The second study, also led by this interdisciplinary team at the University of Maryland School of Medicine, similarly found evidence that the diversity of the gut microbiota was related to responsiveness and protection against Shigella dysenteriae 1. The research examined cynomolgus macaques that had been immunized with attenuated Shigella vaccines and/or challenged with wild-type S. dysenteriae 1. The scientists found that those animals that showed high diversity in their gut microbiota were more resistant to Shigella infection than those with lower diversity.
"These studies were performed to evaluate the hypothesis that the gut microbiota composition may impact the response to vaccination or exposure to enteric pathogens in humans and non-human primates. Salmonella and Shigella were chosen because of their great importance to Public Health. Since they gain access to the host when they are ingested, we would expect many factors in the gut microenvironment, including the presence of a defined microbiota, to play a key role in the immune response to vaccination and resistance to infection," says Marcelo B. Sztein, MD, Professor in the Departments of Pediatrics, Medicine and Microbiology and Immunology and Associate Director for Immunologic Studies at the Center for Vaccine Development, University of Maryland School of Medicine. "This area will continue to be a target for our research as we try to learn more about these pathogens, how they affect the body and how we can prevent infection with these sometimes deadly illnesses."

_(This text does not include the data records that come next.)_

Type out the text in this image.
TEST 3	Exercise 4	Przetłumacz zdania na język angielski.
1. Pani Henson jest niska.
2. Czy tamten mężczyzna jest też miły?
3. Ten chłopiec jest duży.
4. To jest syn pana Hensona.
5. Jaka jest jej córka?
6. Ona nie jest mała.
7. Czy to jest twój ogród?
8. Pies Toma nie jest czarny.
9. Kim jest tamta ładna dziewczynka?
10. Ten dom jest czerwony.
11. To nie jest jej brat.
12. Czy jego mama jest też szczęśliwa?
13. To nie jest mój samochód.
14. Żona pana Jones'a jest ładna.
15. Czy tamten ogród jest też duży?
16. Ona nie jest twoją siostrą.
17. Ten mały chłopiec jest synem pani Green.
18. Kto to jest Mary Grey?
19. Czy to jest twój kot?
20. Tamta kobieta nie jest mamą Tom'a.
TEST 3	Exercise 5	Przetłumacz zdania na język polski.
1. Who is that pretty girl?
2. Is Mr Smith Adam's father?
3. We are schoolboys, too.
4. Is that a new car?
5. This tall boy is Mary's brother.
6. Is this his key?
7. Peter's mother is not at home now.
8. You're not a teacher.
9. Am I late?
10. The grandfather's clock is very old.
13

These studies were funded by NIH, NIAID, DHHS grants R01-AI036525 (to MBS) and U19-AI082655 (Cooperative Center for Translational Research in Human Immunology and Biodefense; CCHI) to MBS and CMF. The University of Maryland School of Medicine CCHI is one of eight CCHI''s established in the United States to perform in-depth studies on human immunology and the only one that has applied genomic analysis to investigate microbiome composition as it relates to immune responses to vaccination and infection.
"The interdisciplinary expertise here at the School of Medicine allows us new approaches to complex medical challenges, such as determining the correlations between vaccinations, commensals and enteric pathogens," says E. Albert Reece, M.D., Ph.D., M.B.A., vice president for medical affairs at the University of Maryland and the John Z. and Akiko K. Bowers Distinguished Professor and dean of the University of Maryland School of Medicine. "Dr. Fraser and Dr. Sztein are leaders in their fields, and this research was made possible by rare, highly advanced technology available at the Institute for Genome Sciences, the Center for Vaccine Development and the Department of Pathology. We expect more groundbreaking discoveries from these research scientists, paving the way for the treatment and prevention of deadly diseases throughout the world."